Cour d’appel administrative de Lyon, le 8 octobre 2025, n°24LY02784

La Cour administrative d’appel de Lyon, par un arrêt rendu le 8 octobre 2025, s’est prononcée sur la légalité d’un refus de séjour. Le litige concerne un ressortissant étranger revendiquant la qualité de parent d’un enfant français pour obtenir le droit de demeurer sur le territoire national. Entré en France en 2018, l’intéressé avait déjà fait l’objet de plusieurs mesures d’éloignement définitives avant de solliciter un nouveau titre de séjour en 2024. L’autorité administrative a rejeté sa demande et a assorti sa décision d’une obligation de quitter le territoire français sans délai de départ volontaire. Saisi en première instance, le Tribunal administratif de Lyon a rejeté la demande d’annulation par un jugement prononcé le 23 septembre 2024. Le requérant soutient devant le juge d’appel que la décision méconnaît l’accord franco-tunisien ainsi que les dispositions protectrices du code de l’entrée et du séjour. Il appartient dès lors à la juridiction administrative de déterminer si la preuve d’une contribution effective à l’entretien de l’enfant est rapportée avec certitude. La solution dégagée confirme la position préfectorale en soulignant l’insuffisance des éléments probants produits par le requérant pour justifier sa situation familiale réelle. L’examen des conditions matérielles de la contribution précédera l’analyse globale de la proportionnalité de l’atteinte portée à la vie privée de l’intéressé.

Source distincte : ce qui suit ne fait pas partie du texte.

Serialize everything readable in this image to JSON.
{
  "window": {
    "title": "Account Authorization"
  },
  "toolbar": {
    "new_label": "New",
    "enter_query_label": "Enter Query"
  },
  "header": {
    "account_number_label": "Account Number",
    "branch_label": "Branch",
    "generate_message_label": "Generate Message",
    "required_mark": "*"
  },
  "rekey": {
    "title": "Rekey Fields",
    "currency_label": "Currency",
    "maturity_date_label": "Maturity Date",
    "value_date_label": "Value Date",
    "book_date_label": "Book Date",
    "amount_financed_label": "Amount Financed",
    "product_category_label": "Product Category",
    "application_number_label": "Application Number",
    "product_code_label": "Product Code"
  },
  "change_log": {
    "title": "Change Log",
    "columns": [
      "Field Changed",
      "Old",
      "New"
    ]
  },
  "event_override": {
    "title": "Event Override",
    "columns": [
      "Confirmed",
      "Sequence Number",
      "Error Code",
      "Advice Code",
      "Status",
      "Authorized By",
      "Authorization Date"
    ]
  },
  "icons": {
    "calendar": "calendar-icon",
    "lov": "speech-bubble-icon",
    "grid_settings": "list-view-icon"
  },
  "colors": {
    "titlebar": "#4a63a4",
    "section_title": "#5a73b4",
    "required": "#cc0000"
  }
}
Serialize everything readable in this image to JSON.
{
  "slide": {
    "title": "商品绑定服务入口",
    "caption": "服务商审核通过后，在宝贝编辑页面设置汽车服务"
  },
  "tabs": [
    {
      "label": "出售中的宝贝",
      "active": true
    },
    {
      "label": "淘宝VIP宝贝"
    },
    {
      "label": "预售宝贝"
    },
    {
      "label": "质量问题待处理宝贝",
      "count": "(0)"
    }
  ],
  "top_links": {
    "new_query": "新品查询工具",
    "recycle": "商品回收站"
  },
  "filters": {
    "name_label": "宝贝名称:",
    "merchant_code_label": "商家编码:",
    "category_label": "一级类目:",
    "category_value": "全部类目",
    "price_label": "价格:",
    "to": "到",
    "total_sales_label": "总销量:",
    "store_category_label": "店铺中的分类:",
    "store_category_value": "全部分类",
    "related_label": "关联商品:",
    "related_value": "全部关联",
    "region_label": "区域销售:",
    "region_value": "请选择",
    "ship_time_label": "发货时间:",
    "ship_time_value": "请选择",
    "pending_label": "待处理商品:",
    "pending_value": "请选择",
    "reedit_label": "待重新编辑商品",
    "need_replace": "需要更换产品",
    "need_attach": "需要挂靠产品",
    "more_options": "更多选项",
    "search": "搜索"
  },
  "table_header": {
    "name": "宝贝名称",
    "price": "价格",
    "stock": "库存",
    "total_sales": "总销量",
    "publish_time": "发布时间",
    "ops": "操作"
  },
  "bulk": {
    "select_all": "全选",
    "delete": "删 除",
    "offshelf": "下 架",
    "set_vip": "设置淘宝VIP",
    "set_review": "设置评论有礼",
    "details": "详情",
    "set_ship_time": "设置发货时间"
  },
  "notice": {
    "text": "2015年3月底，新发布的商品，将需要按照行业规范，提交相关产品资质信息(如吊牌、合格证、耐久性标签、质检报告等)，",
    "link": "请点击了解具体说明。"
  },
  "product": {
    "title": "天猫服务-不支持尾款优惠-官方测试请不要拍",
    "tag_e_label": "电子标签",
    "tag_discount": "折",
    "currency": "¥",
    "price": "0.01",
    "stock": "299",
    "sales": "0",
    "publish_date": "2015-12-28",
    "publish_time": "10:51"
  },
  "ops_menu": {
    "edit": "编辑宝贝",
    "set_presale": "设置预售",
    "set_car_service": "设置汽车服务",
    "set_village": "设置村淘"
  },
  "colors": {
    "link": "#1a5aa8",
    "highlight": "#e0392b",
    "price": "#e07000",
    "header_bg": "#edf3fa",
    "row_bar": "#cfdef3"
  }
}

I. L’appréciation rigoureuse des conditions de contribution à l’entretien de l’enfant

A. L’exigence de preuves matérielles caractérisant l’effectivité de l’éducation

L’article L. 423-7 du code de l’entrée et du séjour impose au parent d’un enfant français de « contribuer effectivement à l’entretien et à l’éducation de l’enfant ». Cette obligation légale exige la démonstration d’un investissement concret et régulier dans la vie du mineur depuis sa naissance ou depuis deux ans au moins. Le juge administratif vérifie scrupuleusement la réalité de cet engagement à travers les pièces produites par le demandeur lors de l’instruction de son dossier. La simple reconnaissance de paternité ne suffit pas à établir la réalité du lien éducatif requis par les stipulations de l’accord franco-tunisien applicable.

B. L’insuffisance des dépenses sporadiques face à la rupture de la vie commune

Le requérant produisait diverses factures d’achats de vêtements, de produits d’hygiène et de jouets réalisés sur une période de neuf mois environ. La cour écarte toutefois ces arguments en notant que les pièces présentent un « caractère très ponctuel » et ne sont pas toutes spécifiquement destinées à l’enfant. La séparation effective des parents et l’hébergement du requérant chez son propre père renforcent le constat d’une absence de participation continue à l’éducation. L’absence de preuves de versements financiers réguliers ou de présence quotidienne atteste du défaut de contribution effective à l’entretien du jeune enfant français.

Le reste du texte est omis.